2 Chronicles 33:12–13 ESV
God used the capture and imprisonment of Manasseh to humble him and to bring him to repentance. Manasseh was able to return to Jerusalem (did he escape or was he set free?), where he demonstrated his newfound faith in the God of Israel and performed acts of repentance. The author says he removed the foreign gods and idols from the temple and destroyed the altars he built for them. He restored the true altar in the temple and offered sacrifices on it to the God of Israel on it.
Reading this story reminds us that our parents do not determine our legacy. A righteous father is no guarantee that a son will be righteous, and an evil father is no barrier to a son worshiping the one true God. It also reminds us that we should not give up hope for wayward children who do not follow the Lord. For most of Manasseh’s life he committed great evil, yet God in his kindness saved him and rescued him from that evil.
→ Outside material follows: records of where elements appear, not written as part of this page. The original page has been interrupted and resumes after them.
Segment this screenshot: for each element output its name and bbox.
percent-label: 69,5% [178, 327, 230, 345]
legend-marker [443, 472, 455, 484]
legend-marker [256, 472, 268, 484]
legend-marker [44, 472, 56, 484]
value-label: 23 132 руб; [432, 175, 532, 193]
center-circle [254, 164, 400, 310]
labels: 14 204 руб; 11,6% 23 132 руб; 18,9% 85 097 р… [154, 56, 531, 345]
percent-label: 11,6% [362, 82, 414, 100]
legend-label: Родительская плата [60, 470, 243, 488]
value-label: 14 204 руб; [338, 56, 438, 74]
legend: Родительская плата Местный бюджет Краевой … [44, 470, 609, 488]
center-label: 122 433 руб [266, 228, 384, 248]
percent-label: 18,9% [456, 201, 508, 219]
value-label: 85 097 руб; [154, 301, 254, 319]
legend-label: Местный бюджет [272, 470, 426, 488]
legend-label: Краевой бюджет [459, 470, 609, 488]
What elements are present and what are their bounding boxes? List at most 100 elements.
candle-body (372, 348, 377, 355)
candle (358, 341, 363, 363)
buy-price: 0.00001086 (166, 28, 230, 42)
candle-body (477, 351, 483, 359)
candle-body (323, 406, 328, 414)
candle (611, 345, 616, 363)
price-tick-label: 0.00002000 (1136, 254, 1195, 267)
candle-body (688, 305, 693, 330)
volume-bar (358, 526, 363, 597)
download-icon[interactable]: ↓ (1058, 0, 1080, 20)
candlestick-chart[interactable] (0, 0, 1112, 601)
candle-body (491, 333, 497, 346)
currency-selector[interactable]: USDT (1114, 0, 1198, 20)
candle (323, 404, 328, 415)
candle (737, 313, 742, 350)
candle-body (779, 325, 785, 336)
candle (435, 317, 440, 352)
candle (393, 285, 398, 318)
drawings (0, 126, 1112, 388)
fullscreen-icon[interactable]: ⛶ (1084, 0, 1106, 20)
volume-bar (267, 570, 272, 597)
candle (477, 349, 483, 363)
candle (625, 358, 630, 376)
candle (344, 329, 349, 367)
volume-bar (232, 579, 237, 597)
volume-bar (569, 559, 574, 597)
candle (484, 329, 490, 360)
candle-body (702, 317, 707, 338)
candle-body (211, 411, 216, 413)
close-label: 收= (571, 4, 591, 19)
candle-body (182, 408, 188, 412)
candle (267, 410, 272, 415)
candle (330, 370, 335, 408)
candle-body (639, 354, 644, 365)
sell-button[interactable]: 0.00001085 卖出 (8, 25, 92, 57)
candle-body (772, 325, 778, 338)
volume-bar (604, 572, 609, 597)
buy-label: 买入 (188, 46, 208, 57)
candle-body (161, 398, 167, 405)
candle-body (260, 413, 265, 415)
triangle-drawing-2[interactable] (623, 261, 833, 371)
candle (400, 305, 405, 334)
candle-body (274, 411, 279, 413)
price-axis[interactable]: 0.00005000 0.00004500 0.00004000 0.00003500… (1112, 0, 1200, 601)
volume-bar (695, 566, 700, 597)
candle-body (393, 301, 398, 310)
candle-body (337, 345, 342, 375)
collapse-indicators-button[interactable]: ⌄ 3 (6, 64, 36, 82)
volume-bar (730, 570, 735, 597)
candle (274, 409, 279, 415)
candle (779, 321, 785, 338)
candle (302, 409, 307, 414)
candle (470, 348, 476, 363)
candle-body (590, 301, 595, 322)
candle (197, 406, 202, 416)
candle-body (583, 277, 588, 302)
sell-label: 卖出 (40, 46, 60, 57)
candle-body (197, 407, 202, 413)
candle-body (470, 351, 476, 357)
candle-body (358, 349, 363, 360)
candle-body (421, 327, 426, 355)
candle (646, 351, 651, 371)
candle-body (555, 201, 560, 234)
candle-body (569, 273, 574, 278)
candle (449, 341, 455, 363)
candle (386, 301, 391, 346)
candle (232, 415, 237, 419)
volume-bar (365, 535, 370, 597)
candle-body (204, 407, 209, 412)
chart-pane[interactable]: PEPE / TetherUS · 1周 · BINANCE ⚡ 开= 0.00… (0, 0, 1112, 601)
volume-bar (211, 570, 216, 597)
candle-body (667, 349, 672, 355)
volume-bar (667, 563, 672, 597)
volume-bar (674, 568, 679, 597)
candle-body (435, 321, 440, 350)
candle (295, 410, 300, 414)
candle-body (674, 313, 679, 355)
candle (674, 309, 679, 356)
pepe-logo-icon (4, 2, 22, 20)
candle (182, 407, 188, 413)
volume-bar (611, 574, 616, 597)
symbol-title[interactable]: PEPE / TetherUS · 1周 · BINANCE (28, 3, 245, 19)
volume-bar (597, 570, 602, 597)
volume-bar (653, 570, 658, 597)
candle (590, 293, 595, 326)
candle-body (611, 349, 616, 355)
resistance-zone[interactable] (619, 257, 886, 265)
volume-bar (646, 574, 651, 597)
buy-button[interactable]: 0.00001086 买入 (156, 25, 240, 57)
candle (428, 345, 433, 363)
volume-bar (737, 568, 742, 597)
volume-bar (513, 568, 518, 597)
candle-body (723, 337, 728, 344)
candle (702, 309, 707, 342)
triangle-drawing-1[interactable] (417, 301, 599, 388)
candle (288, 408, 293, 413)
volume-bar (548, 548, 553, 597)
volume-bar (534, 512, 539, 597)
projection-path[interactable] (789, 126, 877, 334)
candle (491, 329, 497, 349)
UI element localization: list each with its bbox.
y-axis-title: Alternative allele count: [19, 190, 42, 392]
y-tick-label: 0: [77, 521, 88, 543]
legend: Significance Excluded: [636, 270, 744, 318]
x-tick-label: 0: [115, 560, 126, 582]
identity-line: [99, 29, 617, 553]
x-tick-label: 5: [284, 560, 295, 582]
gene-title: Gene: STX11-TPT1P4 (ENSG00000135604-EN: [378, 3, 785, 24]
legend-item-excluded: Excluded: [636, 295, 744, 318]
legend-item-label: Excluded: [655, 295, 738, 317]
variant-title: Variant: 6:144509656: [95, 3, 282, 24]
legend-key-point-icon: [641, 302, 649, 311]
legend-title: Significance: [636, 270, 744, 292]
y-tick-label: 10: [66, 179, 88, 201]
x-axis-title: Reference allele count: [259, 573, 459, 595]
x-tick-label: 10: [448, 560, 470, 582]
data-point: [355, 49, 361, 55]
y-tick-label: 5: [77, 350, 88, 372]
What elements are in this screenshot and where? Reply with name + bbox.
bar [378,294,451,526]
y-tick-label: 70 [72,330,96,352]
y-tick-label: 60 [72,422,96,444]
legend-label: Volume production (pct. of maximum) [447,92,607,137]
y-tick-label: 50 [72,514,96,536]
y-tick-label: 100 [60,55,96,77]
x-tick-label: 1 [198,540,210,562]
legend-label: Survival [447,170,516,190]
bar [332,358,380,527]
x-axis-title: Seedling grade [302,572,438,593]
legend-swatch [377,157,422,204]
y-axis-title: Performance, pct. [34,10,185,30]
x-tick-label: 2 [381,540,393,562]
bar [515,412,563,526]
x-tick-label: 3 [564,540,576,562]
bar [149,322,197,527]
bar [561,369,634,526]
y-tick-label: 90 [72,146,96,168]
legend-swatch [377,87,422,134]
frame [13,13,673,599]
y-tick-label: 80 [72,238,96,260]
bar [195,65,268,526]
New City, the story of Manasseh ought to compel us to faithfulness to the gospel of Jesus. God can rescue a man as evil as Manasseh, a man who should have known better yet who did “more evil than the nations whom the Lord destroyed before the people of Israel.” He can use difficult circumstances to bring about faith and repentance in people, whether that is capture by a foreign enemy or a pandemic like this coronavirus.
Today, let us pray for our church, that we may remain faithful to proclaim the message of God’s victory over sin and death, of his willingness to grant forgiveness and grace and mercy to any who will come to him. Let us pray for our missionaries, for Jonathan and Noella in Italy and for Kizombo and Wababili in Congo. Pray for their faithfulness to the gospel. As we pray, let’s pray for a legacy to be left—a legacy of faithfulness. I don’t mean a legacy that you and I leave behind. I mean a legacy of the faithfulness of God. That legacy grows as men and women turn from their sins to follow him. Let’s pray for a rich legacy of God’s greatness in our community.